Solche Einwände aus bibliothekarischer Sicht müssen aus dem Grund erhoben werden, weil es doch hin und wieder nötig sein wird, mit den Angaben aus der Bibliographie in unseren Katalogen - noch längst nicht alle als Datenbanken verfügbar - auch etwas, ja wenn nicht zu finden, so doch wenigstens suchen zu können. Als Beispiel weiterer kleinerer Ungenauigkeiten kann die Verzeichnung des vergessenen Autors Christian Leberecht Heyne gelten, der im Register der Verlagsbibliographie auch unter seinem Pseudonym Anton-Wall zu finden ist, im Register zur Verlagskorrespondenz jedoch weder unter Wall noch unter Anton, sondern nur unter Heyne, Christian Leberecht (Anton Wall) auftaucht. Das mindert den Wert der Verlagsbibliographie aber nicht merklich, denn aufgrund der chronologischen Anordnung und mit Hilfe des Registers, gegliedert nach Autoren und Herausgeber, Übersetzer, Zeitschriften, Almanache und Kalender müßte es mit einigem Geschick immer noch möglich sein, auch stark von den in Bibliotheken üblichen Regeln der Katalogisierung abweichende Titel aufzuspüren. Die weniger signifikanten, aber für die Forschung interessanten Kategorien des Registers sind Widmungsempfänger, Korporative Widmungsempfänger, Maler, Zeichner und Stecher und Druckorte und Drucker (nach den Druckvermerken). Von nicht zu unterschätzender Bedeutung sind neben Angaben zu modernen Reprints die nach Möglichkeit angezeigten zeitgenössischen Rezensionen der einzelnen Werke.

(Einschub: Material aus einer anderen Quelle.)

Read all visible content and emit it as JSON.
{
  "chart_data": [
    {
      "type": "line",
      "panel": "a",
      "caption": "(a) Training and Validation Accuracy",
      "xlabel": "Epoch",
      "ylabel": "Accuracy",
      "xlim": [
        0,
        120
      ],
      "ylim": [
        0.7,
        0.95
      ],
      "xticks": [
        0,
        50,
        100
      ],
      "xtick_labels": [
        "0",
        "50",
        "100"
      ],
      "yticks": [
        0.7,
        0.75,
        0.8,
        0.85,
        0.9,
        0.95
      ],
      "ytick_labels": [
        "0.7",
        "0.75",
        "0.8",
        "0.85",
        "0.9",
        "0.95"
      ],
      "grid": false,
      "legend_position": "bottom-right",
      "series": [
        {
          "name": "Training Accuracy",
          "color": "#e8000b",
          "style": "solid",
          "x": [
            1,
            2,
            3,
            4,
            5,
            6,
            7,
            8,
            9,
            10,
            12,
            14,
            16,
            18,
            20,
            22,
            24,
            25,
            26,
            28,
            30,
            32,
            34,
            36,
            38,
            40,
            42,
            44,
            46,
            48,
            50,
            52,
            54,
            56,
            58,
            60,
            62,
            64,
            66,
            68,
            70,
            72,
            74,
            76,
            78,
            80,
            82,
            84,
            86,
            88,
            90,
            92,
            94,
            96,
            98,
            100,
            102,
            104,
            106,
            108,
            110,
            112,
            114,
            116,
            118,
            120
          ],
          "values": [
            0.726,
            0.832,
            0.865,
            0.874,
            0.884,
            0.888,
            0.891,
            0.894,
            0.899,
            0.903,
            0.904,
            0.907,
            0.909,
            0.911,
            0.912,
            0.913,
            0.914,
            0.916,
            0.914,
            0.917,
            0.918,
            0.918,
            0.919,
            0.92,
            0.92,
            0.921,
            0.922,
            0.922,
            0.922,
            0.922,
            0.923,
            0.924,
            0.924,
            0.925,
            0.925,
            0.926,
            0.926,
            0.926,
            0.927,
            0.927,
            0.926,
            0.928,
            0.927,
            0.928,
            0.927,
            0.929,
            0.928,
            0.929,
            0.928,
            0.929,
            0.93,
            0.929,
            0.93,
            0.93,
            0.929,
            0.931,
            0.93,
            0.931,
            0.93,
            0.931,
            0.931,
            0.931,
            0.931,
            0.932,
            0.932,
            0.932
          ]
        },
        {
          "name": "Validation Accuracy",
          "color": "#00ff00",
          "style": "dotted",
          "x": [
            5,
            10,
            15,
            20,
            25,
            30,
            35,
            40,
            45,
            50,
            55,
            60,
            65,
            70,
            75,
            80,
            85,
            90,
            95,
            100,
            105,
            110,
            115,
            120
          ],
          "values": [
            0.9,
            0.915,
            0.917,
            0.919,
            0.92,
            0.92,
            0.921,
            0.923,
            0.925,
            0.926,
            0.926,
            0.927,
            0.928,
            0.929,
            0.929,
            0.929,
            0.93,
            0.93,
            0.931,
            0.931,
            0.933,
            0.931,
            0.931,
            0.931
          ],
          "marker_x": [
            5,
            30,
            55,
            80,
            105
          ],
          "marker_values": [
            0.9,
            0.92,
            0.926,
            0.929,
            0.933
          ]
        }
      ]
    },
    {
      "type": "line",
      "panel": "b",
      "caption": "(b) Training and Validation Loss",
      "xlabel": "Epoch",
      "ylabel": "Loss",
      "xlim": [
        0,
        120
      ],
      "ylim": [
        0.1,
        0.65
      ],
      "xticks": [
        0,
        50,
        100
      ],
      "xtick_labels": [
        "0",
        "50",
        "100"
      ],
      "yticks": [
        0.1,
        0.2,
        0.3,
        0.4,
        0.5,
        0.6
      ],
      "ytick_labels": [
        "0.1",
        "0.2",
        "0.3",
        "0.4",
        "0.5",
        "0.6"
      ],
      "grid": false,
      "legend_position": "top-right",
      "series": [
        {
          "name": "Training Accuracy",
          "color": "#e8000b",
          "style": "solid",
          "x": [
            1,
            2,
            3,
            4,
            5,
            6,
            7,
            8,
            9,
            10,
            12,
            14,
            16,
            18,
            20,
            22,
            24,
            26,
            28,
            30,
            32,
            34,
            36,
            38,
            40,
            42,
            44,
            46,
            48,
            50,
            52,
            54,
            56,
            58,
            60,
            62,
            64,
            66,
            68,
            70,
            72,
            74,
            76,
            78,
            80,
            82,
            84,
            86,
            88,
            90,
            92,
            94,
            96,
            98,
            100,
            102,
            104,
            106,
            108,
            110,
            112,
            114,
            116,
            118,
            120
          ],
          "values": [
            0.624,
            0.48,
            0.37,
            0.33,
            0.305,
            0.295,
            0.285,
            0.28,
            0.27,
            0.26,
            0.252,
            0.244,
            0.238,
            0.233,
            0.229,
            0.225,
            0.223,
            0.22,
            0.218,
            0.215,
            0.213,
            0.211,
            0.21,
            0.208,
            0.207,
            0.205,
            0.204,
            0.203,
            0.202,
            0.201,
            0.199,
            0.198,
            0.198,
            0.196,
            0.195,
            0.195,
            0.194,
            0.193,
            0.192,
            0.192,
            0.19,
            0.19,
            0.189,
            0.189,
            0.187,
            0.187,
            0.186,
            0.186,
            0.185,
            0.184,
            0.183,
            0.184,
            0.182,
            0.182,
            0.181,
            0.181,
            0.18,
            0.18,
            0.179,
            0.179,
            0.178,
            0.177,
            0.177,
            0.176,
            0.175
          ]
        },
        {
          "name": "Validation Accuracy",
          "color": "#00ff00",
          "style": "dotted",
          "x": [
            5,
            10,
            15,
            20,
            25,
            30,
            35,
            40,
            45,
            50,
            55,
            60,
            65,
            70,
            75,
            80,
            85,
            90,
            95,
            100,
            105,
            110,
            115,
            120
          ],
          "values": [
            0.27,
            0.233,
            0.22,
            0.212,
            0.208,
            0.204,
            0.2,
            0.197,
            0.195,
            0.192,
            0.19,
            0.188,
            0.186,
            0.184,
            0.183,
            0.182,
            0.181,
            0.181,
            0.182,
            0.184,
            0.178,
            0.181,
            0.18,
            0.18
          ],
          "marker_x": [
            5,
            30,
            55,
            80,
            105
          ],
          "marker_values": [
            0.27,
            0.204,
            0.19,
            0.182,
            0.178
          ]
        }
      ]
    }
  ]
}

Wie steht es nun aber um die Vollständigkeit der Bibliographie? Ein Vergleich mit den heute allgemein zugänglichen Katalogisaten der Opacs der Württembergischen Landesbibliothek Stuttgart und der Universitätsbibliothek Tübingen, die über eine genügend große Anzahl erfaßter Titel des Altbestandes informieren, läßt die eine oder andere Berichtigung oder auch Ergänzung wahrscheinlich werden, ohne einer notwendigen Autopsie vorgreifen zu wollen. So sind z. B. Umfangsangaben zu korrigieren: Bei Nr. 1078 muß es statt XXXVIII u. 398 S. : XXXVIII, 598 S. heißen, was durch ein Exemplar der Badischen Landesbibliothek Karlsruhe bestätigt wird; bei Nr. 1036 statt XXVI, 243 u. 56 S. : XXVI, 56, 243 S., wiederum durch ein Karlsruher Exemplar belegbar. Der Titel Allgemeine Elementarlehre der richterlichen Entscheidungskunde / von Amand Gottfried Müllner. - Leipzig : Göschen, 1812. - XX, 298 S. fehlt in der Bibliographie; hier wird nur eine Zweite unveränderte Ausgabe von 1819 aufgeführt mit der Fußnote 1. Auflage: Göttingen 1812. Es lassen sich noch mehrere andere Abweichungen feststellen, die vorallem dann von besonderem Interesse sind, wenn sie die bis heute unaufhörlich erforschten Klassiker der deutschen Literatur und ihren Umkreis betreffen.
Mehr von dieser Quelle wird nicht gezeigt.